O pai da criança está presente no julgamento, atuando como assistente de acusação e buscando justiça desde o falecimento do filho. A expectativa é de que o júri forneça uma solução definitiva para um caso que comoveu a nação.
Além do julgamento, foi organizada uma manifestação em frente ao fórum, reunindo organizações voltadas à defesa dos direitos de crianças e adolescentes.

O julgamento do caso Henry Borel teve início na manhã desta segunda-feira (23), no 2º Tribunal do Júri, no Rio de Janeiro. Após cinco anos de investigações, recursos e trâmites judiciais, os réus enfrentam agora o júri popular.
Henry Borel tinha 4 anos quando morreu, em março de 2021, no apartamento onde vivia com a mãe e o padrasto, na Barra da Tijuca. Inicialmente, foi relatado que a criança teria sofrido um acidente doméstico, mas exames posteriores apontaram múltiplas lesões causadas por agressões.
De acordo com as investigações, o menino apresentava sinais de violência recorrente, e o caso passou a ser tratado como homicídio. O padrasto é acusado de ter causado as agressões que levaram à morte, enquanto a mãe responde por omissão.

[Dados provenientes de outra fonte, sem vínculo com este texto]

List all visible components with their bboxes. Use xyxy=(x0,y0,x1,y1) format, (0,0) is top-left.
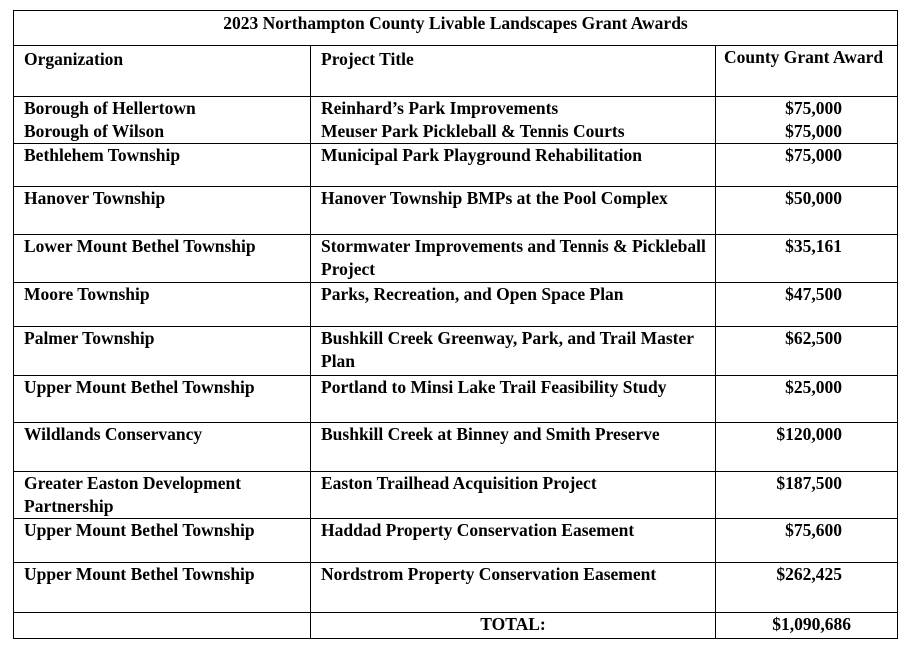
table-row xyxy=(14,519,898,563)
header-organization: Organization xyxy=(14,46,311,97)
award-cell xyxy=(716,97,898,144)
total-row xyxy=(14,613,898,639)
organization-cell: Palmer Township xyxy=(14,327,311,376)
organization-cell: Upper Mount Bethel Township xyxy=(14,519,311,563)
total-empty-cell xyxy=(14,613,311,639)
organization-cell: Hanover Township xyxy=(14,187,311,235)
table-title-row xyxy=(14,11,898,46)
header-row xyxy=(14,46,898,97)
organization-cell: Wildlands Conservancy xyxy=(14,423,311,472)
table-row xyxy=(14,563,898,613)
project-title: Meuser Park Pickleball & Tennis Courts xyxy=(321,121,625,141)
table-row xyxy=(14,97,898,144)
table-row xyxy=(14,376,898,423)
project-cell: Municipal Park Playground Rehabilitation xyxy=(311,144,716,187)
project-cell xyxy=(311,97,716,144)
organization-cell: Greater Easton Development Partnership xyxy=(14,472,311,519)
header-project-title: Project Title xyxy=(311,46,716,97)
award-cell: $75,600 xyxy=(716,519,898,563)
award-cell: $50,000 xyxy=(716,187,898,235)
organization-name: Borough of Wilson xyxy=(24,121,165,141)
header-county-grant-award: County Grant Award xyxy=(716,46,898,97)
project-cell: Bushkill Creek Greenway, Park, and Trail Master Plan xyxy=(311,327,716,376)
total-amount: $1,090,686 xyxy=(716,613,898,639)
project-cell: Bushkill Creek at Binney and Smith Preserve xyxy=(311,423,716,472)
organization-cell: Moore Township xyxy=(14,283,311,327)
organization-cell: Upper Mount Bethel Township xyxy=(14,563,311,613)
table-row xyxy=(14,283,898,327)
organization-name: Borough of Hellertown xyxy=(24,98,196,118)
project-title: Hanover Township BMPs at the Pool Complex xyxy=(321,188,668,208)
award-cell: $262,425 xyxy=(716,563,898,613)
table-row xyxy=(14,235,898,283)
award-cell: $62,500 xyxy=(716,327,898,376)
grant-awards-table xyxy=(13,10,898,639)
table-row xyxy=(14,472,898,519)
project-cell: Haddad Property Conservation Easement xyxy=(311,519,716,563)
table-title: 2023 Northampton County Livable Landscapes Grant Awards xyxy=(14,11,898,46)
award-cell: $25,000 xyxy=(716,376,898,423)
table-row xyxy=(14,423,898,472)
award-cell: $120,000 xyxy=(716,423,898,472)
table-row xyxy=(14,144,898,187)
organization-cell: Bethlehem Township xyxy=(14,144,311,187)
organization-cell: Lower Mount Bethel Township xyxy=(14,235,311,283)
project-cell: Easton Trailhead Acquisition Project xyxy=(311,472,716,519)
organization-cell: Upper Mount Bethel Township xyxy=(14,376,311,423)
project-cell: Stormwater Improvements and Tennis & Pickleball Project xyxy=(311,235,716,283)
award-amount: $75,000 xyxy=(785,121,843,141)
award-cell: $35,161 xyxy=(716,235,898,283)
organization-cell xyxy=(14,97,311,144)
award-cell: $187,500 xyxy=(716,472,898,519)
project-cell: Nordstrom Property Conservation Easement xyxy=(311,563,716,613)
project-cell: Parks, Recreation, and Open Space Plan xyxy=(311,283,716,327)
project-cell xyxy=(311,187,716,235)
award-amount: $75,000 xyxy=(785,98,843,118)
project-cell: Portland to Minsi Lake Trail Feasibility Study xyxy=(311,376,716,423)
table-row xyxy=(14,327,898,376)
award-cell: $75,000 xyxy=(716,144,898,187)
total-label: TOTAL: xyxy=(311,613,716,639)
award-cell: $47,500 xyxy=(716,283,898,327)
table-row xyxy=(14,187,898,235)
project-title: Reinhard’s Park Improvements xyxy=(321,98,559,118)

Os dois foram presos em abril de 2021 e permanecem como réus no processo. Ao longo dos anos, a defesa apresentou recursos que contribuíram para o tempo até a realização do julgamento.
O caso ganhou grande repercussão nacional e se tornou símbolo de debates sobre violência contra crianças e responsabilidade familiar.
O pai da criança acompanha o julgamento e tem atuado como assistente de acusação, cobrando justiça desde a morte do filho. A expectativa é de que o júri traga uma resposta definitiva sobre o caso, que comoveu o país.
Além do julgamento, também foi organizada uma manifestação em frente ao fórum, reunindo entidades ligadas à defesa dos direitos de crianças e adolescentes.